Elle ajouta quelques explications assez vagues que d’ailleurs son nouvel ami n’entendit pas. Le nom de Richelieu avait achevé sa conquête et il était désormais tout acquis à cette jolie femme en laquelle il croyait bien reconnaître l’une de ses pareilles. Dès lors, il fut prolixe et, après que Jolival se fut présenté, laissant dans l’ombre les autres ravalés à leur rang obscur de serviteurs, il se montra proprement intarissable.
Par la voix aimable et distinguée de celui qui leur avait déclaré s’appeler Monsieur de Beauchamp, les voyageurs apprirent ce qui s’était passé cinq jours plus tôt, à trente-cinq lieues de Moscou, sur le plateau de Borodino qui bordait la rive droite de la Kologha, un affluent de la Moskova : l’armée russe, qui jusqu’alors avait paru se dissoudre dans le paysage à mesure qu’avançait la Grande Armée, s’était décidée à faire front et à se battre pour tenter d’interdire l’entrée de la vieille capitale.

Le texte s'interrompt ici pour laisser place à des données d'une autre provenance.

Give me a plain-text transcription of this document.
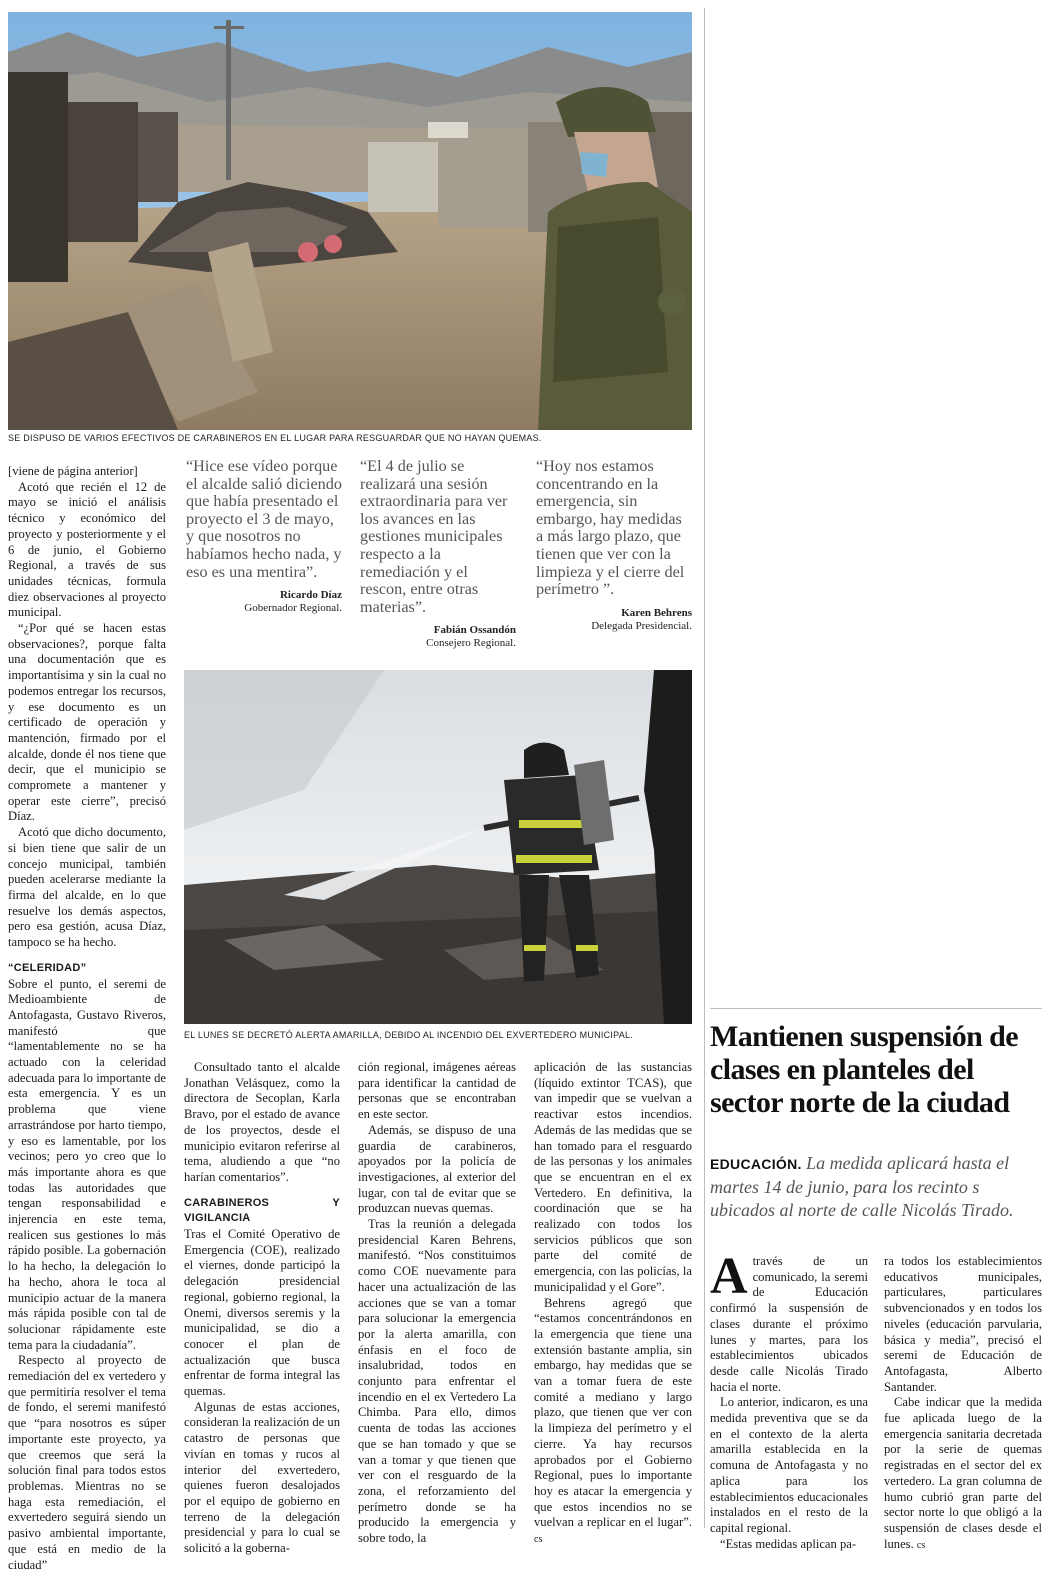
SE DISPUSO DE VARIOS EFECTIVOS DE CARABINEROS EN EL LUGAR PARA RESGUARDAR QUE NO HAYAN QUEMAS.

[viene de página anterior]

Acotó que recién el 12 de mayo se inició el análisis técnico y económico del proyecto y posteriormente y el 6 de junio, el Gobierno Regional, a través de sus unidades técnicas, formula diez observaciones al proyecto municipal.

“¿Por qué se hacen estas observaciones?, porque falta una documentación que es importantísima y sin la cual no podemos entregar los recursos, y ese documento es un certificado de operación y mantención, firmado por el alcalde, donde él nos tiene que decir, que el municipio se compromete a mantener y operar este cierre”, precisó Díaz.

Acotó que dicho documento, si bien tiene que salir de un concejo municipal, también pueden acelerarse mediante la firma del alcalde, en lo que resuelve los demás aspectos, pero esa gestión, acusa Díaz, tampoco se ha hecho.

“CELERIDAD”

Sobre el punto, el seremi de Medioambiente de Antofagasta, Gustavo Riveros, manifestó que “lamentablemente no se ha actuado con la celeridad adecuada para lo importante de esta emergencia. Y es un problema que viene arrastrándose por harto tiempo, y eso es lamentable, por los vecinos; pero yo creo que lo más importante ahora es que todas las autoridades que tengan responsabilidad e injerencia en este tema, realicen sus gestiones lo más rápido posible. La gobernación lo ha hecho, la delegación lo ha hecho, ahora le toca al municipio actuar de la manera más rápida posible con tal de solucionar rápidamente este tema para la ciudadanía”.

Respecto al proyecto de remediación del ex vertedero y que permitiría resolver el tema de fondo, el seremi manifestó que “para nosotros es súper importante este proyecto, ya que creemos que será la solución final para todos estos problemas. Mientras no se haga esta remediación, el exvertedero seguirá siendo un pasivo ambiental importante, que está en medio de la ciudad”

“Hice ese vídeo porque el alcalde salió diciendo que había presentado el proyecto el 3 de mayo, y que nosotros no habíamos hecho nada, y eso es una mentira”.
Ricardo Díaz
Gobernador Regional.
“El 4 de julio se realizará una sesión extraordinaria para ver los avances en las gestiones municipales respecto a la remediación y el rescon, entre otras materias”.
Fabián Ossandón
Consejero Regional.
“Hoy nos estamos concentrando en la emergencia, sin embargo, hay medidas a más largo plazo, que tienen que ver con la limpieza y el cierre del perímetro ”.
Karen Behrens
Delegada Presidencial.
EL LUNES SE DECRETÓ ALERTA AMARILLA, DEBIDO AL INCENDIO DEL EXVERTEDERO MUNICIPAL.

Consultado tanto el alcalde Jonathan Velásquez, como la directora de Secoplan, Karla Bravo, por el estado de avance de los proyectos, desde el municipio evitaron referirse al tema, aludiendo a que “no harían comentarios”.

CARABINEROS Y VIGILANCIA

Tras el Comité Operativo de Emergencia (COE), realizado el viernes, donde participó la delegación presidencial regional, gobierno regional, la Onemi, diversos seremis y la municipalidad, se dio a conocer el plan de actualización que busca enfrentar de forma integral las quemas.

Algunas de estas acciones, consideran la realización de un catastro de personas que vivían en tomas y rucos al interior del exvertedero, quienes fueron desalojados por el equipo de gobierno en terreno de la delegación presidencial y para lo cual se solicitó a la goberna-

ción regional, imágenes aéreas para identificar la cantidad de personas que se encontraban en este sector.

Además, se dispuso de una guardia de carabineros, apoyados por la policía de investigaciones, al exterior del lugar, con tal de evitar que se produzcan nuevas quemas.

Tras la reunión a delegada presidencial Karen Behrens, manifestó. “Nos constituimos como COE nuevamente para hacer una actualización de las acciones que se van a tomar para solucionar la emergencia por la alerta amarilla, con énfasis en el foco de insalubridad, todos en conjunto para enfrentar el incendio en el ex Vertedero La Chimba. Para ello, dimos cuenta de todas las acciones que se han tomado y que se van a tomar y que tienen que ver con el resguardo de la zona, el reforzamiento del perímetro donde se ha producido la emergencia y sobre todo, la

aplicación de las sustancias (líquido extintor TCAS), que van impedir que se vuelvan a reactivar estos incendios. Además de las medidas que se han tomado para el resguardo de las personas y los animales que se encuentran en el ex Vertedero. En definitiva, la coordinación que se ha realizado con todos los servicios públicos que son parte del comité de emergencia, con las policías, la municipalidad y el Gore”.

Behrens agregó que “estamos concentrándonos en la emergencia que tiene una extensión bastante amplia, sin embargo, hay medidas que se van a tomar fuera de este comité a mediano y largo plazo, que tienen que ver con la limpieza del perímetro y el cierre. Ya hay recursos aprobados por el Gobierno Regional, pues lo importante hoy es atacar la emergencia y que estos incendios no se vuelvan a replicar en el lugar”. cs

Mantienen suspensión de clases en planteles del sector norte de la ciudad
EDUCACIÓN. La medida aplicará hasta el martes 14 de junio, para los recinto s ubicados al norte de calle Nicolás Tirado.

Através de un comunicado, la seremi de Educación confirmó la suspensión de clases durante el próximo lunes y martes, para los establecimientos ubicados desde calle Nicolás Tirado hacia el norte.

Lo anterior, indicaron, es una medida preventiva que se da en el contexto de la alerta amarilla establecida en la comuna de Antofagasta y no aplica para los establecimientos educacionales instalados en el resto de la capital regional.

“Estas medidas aplican pa-

ra todos los establecimientos educativos municipales, particulares, particulares subvencionados y en todos los niveles (educación parvularia, básica y media”, precisó el seremi de Educación de Antofagasta, Alberto Santander.

Cabe indicar que la medida fue aplicada luego de la emergencia sanitaria decretada por la serie de quemas registradas en el sector del ex vertedero. La gran columna de humo cubrió gran parte del sector norte lo que obligó a la suspensión de clases desde el lunes. cs
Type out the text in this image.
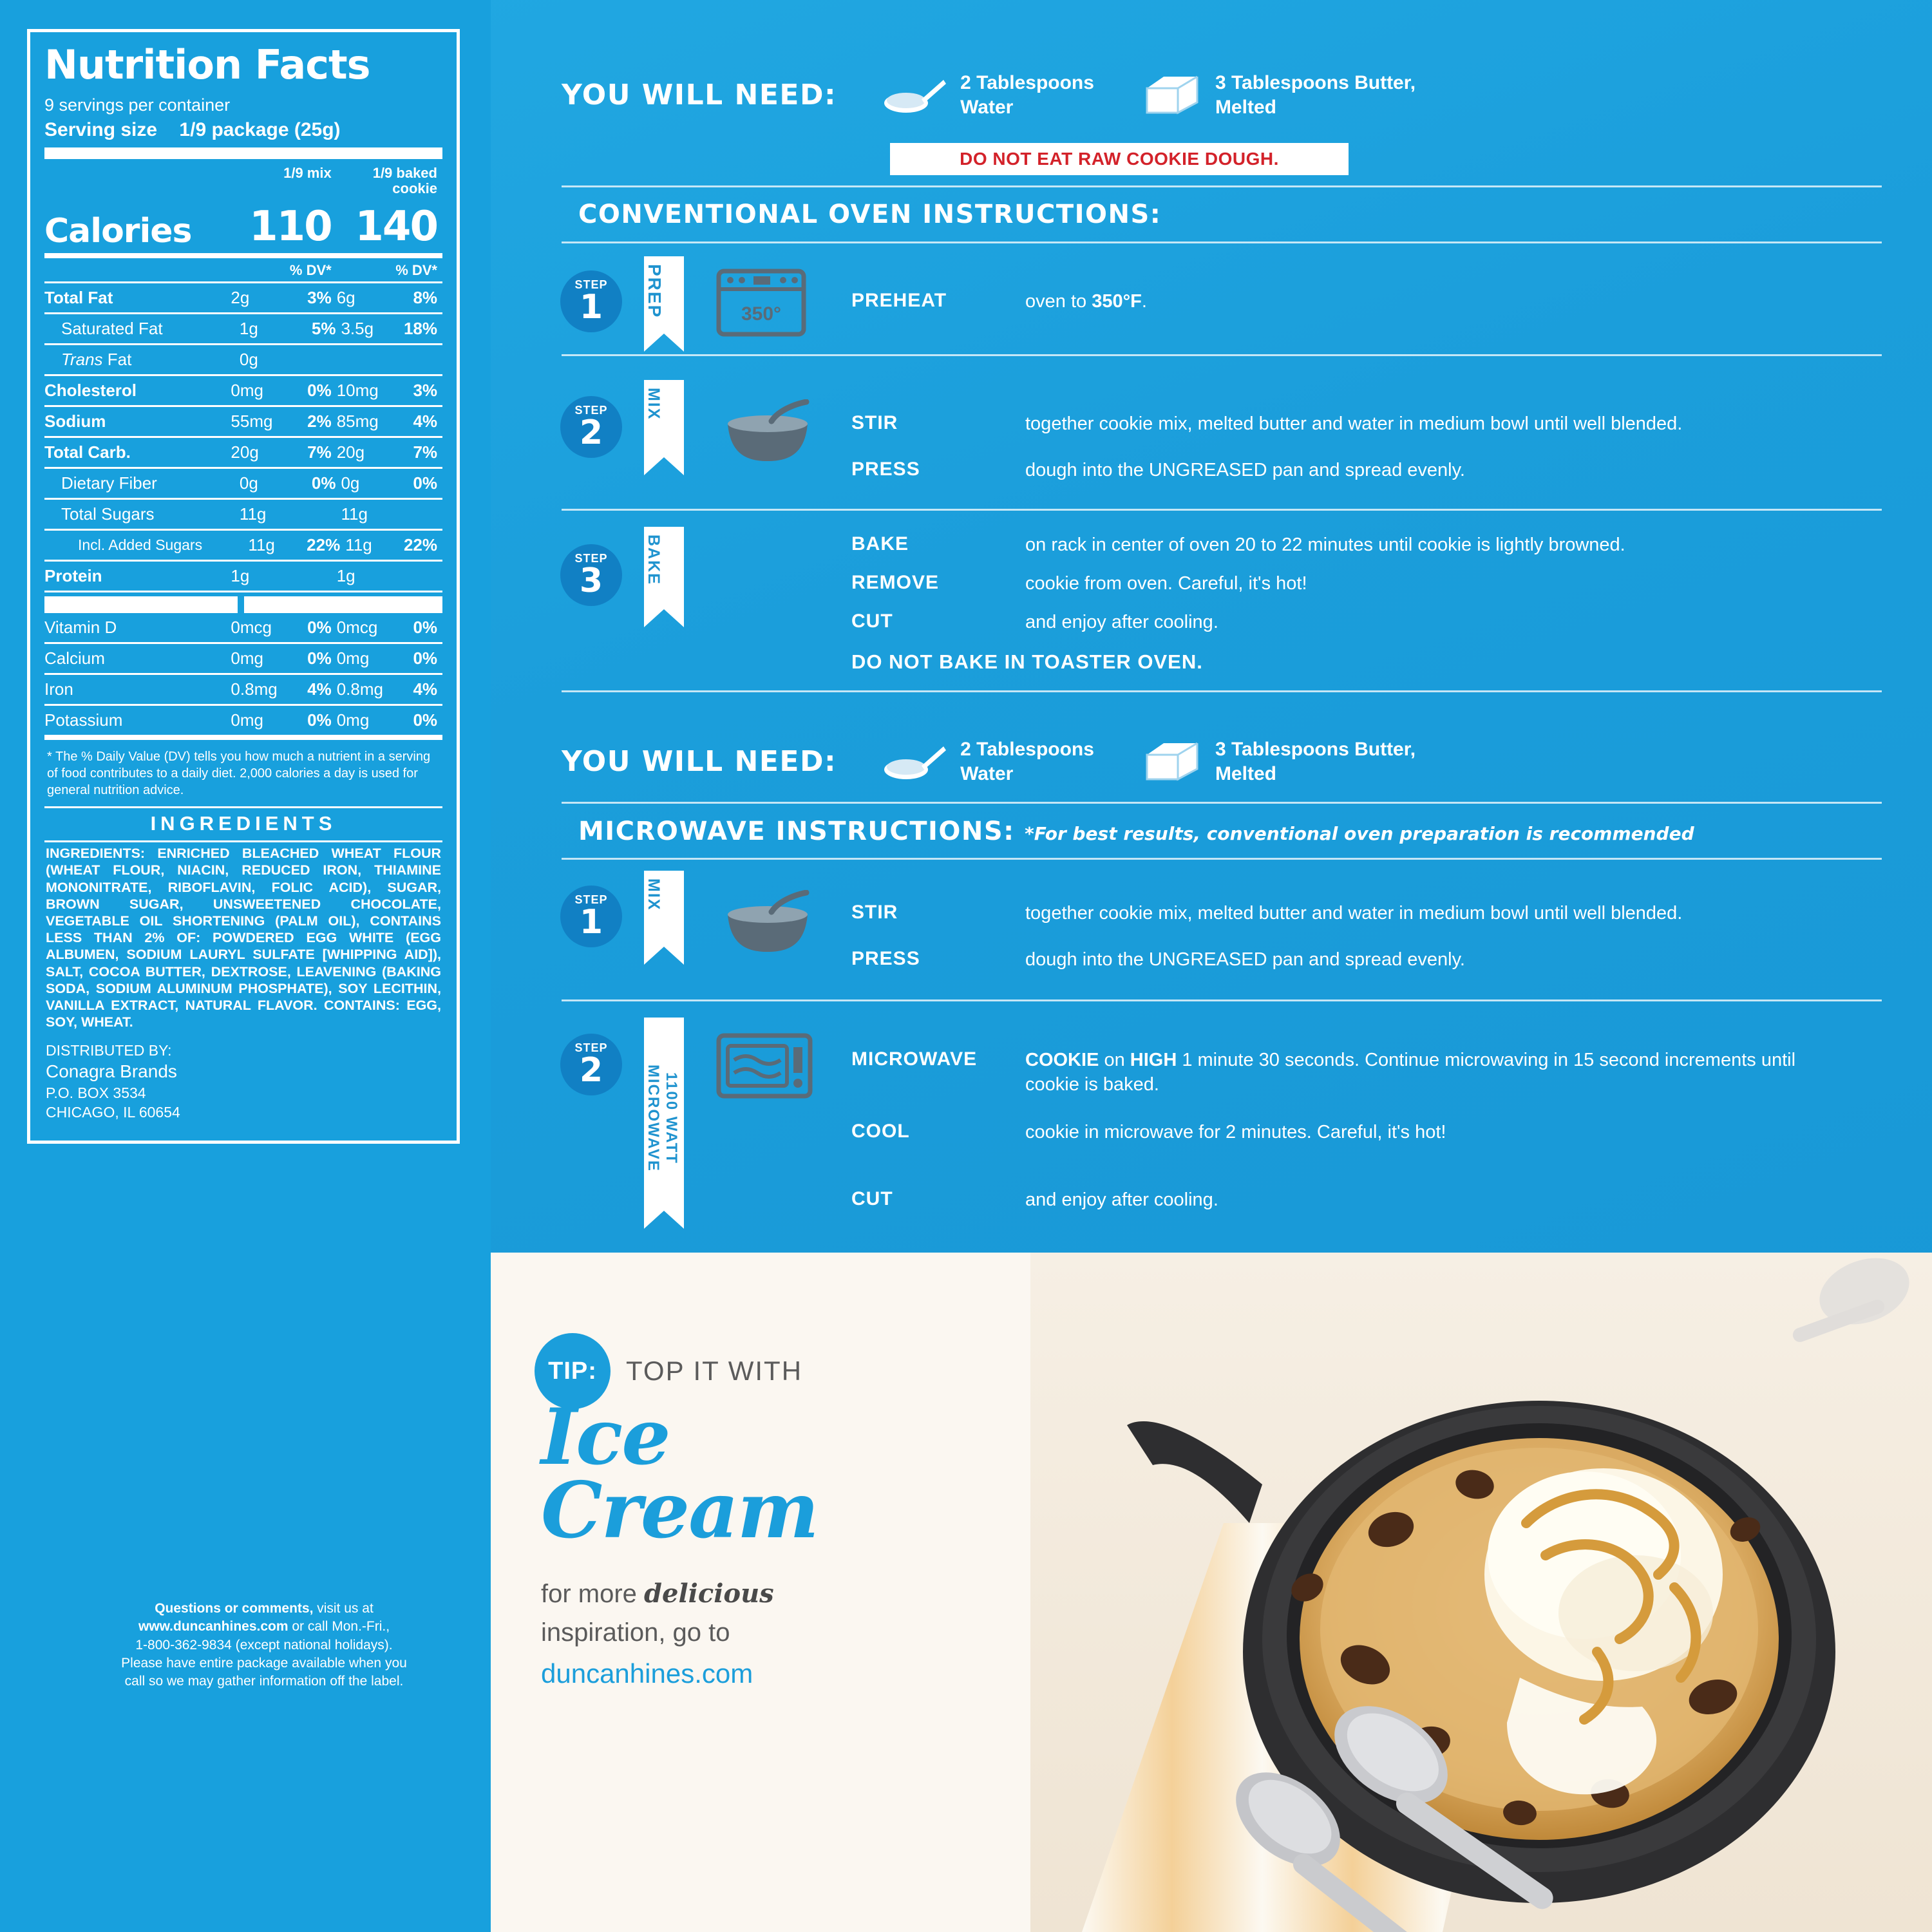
Nutrition Facts
9 servings per container
Serving size 1/9 package (25g)
1/9 mix	1/9 baked cookie
Calories	110 140
% DV*	% DV*
Total Fat	2g	3% 6g	8%
Saturated Fat	1g	5% 3.5g	18%
Trans Fat	0g
Cholesterol	0mg	0% 10mg	3%
Sodium	55mg	2% 85mg	4%
Total Carb.	20g	7% 20g	7%
Dietary Fiber	0g	0% 0g	0%
Total Sugars	11g	11g
Incl. Added Sugars	11g	22% 11g	22%
Protein	1g	1g
Vitamin D	0mcg	0% 0mcg	0%
Calcium	0mg	0% 0mg	0%
Iron	0.8mg	4% 0.8mg	4%
Potassium	0mg	0% 0mg	0%
* The % Daily Value (DV) tells you how much a nutrient in a serving of food contributes to a daily diet. 2,000 calories a day is used for general nutrition advice.
INGREDIENTS
INGREDIENTS: ENRICHED BLEACHED WHEAT FLOUR (WHEAT FLOUR, NIACIN, REDUCED IRON, THIAMINE MONONITRATE, RIBOFLAVIN, FOLIC ACID), SUGAR, BROWN SUGAR, UNSWEETENED CHOCOLATE, VEGETABLE OIL SHORTENING (PALM OIL), CONTAINS LESS THAN 2% OF: POWDERED EGG WHITE (EGG ALBUMEN, SODIUM LAURYL SULFATE [WHIPPING AID]), SALT, COCOA BUTTER, DEXTROSE, LEAVENING (BAKING SODA, SODIUM ALUMINUM PHOSPHATE), SOY LECITHIN, VANILLA EXTRACT, NATURAL FLAVOR. CONTAINS: EGG, SOY, WHEAT.
DISTRIBUTED BY:
Conagra Brands
P.O. BOX 3534
CHICAGO, IL 60654
Questions or comments, visit us at
www.duncanhines.com or call Mon.-Fri.,
1-800-362-9834 (except national holidays).
Please have entire package available when you
call so we may gather information off the label.
YOU WILL NEED:	2 Tablespoons
Water
3 Tablespoons Butter,
Melted
DO NOT EAT RAW COOKIE DOUGH.
CONVENTIONAL OVEN INSTRUCTIONS:
STEP
1 PREP	350°
PREHEAT	oven to 350°F.
STEP
2
MIX
STIR	together cookie mix, melted butter and water in medium bowl until well blended.
PRESS	dough into the UNGREASED pan and spread evenly.
STEP
3	BAKE	BAKE	on rack in center of oven 20 to 22 minutes until cookie is lightly browned.
REMOVE	cookie from oven. Careful, it's hot!
CUT	and enjoy after cooling.
DO NOT BAKE IN TOASTER OVEN.
YOU WILL NEED:	2 Tablespoons
Water
3 Tablespoons Butter,
Melted
MICROWAVE INSTRUCTIONS: *For best results, conventional oven preparation is recommended
STEP
1
MIX
STIR	together cookie mix, melted butter and water in medium bowl until well blended.
PRESS	dough into the UNGREASED pan and spread evenly.
STEP
2
1100 WATT MICROWAVE
MICROWAVE	COOKIE on HIGH 1 minute 30 seconds. Continue microwaving in 15 second increments until cookie is baked.
COOL	cookie in microwave for 2 minutes. Careful, it's hot!
CUT	and enjoy after cooling.
TIP:	TOP IT WITH
Ice
Cream
for more delicious
inspiration, go to
duncanhines.com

Pour les redoutes dressées à cheval sur la route, on s’était battu avec acharnement avec un résultat terrifiant[11] si l’on en croyait les bruits apportés par les blessés qui commençaient d’affluer.
— Mais, qui a gagné ? demanda Jolival avec une ardeur dont il ne fut pas maître.
Le vieux gentilhomme eut un petit sourire plein de tristesse :
— On nous a dit que c’était les Russes. Le Tsar, en effet, a remplacé Barclay de Tolly par le vieux Koutousov, l’enfant chéri de la victoire et personne n’imaginait qu’il pût en être autrement. On a même chanté un Te Deum, ici près... mais les blessés disent autre chose : ils disent que l’armée les suit, qu’elle est en retraite et que Bonaparte approche de Moscou. Demain... ou après-demain il sera ici. Alors, depuis que l’on sait tout cela, ceux qui en ont la possibilité quittent Moscou. D’où cet affreux désordre qui noie la ville. Rostopchine lui-même partira, il vient de le dire mais, pour le moment, il attend Koutousov dont l’armée doit traverser la ville en se repliant vers Kazan.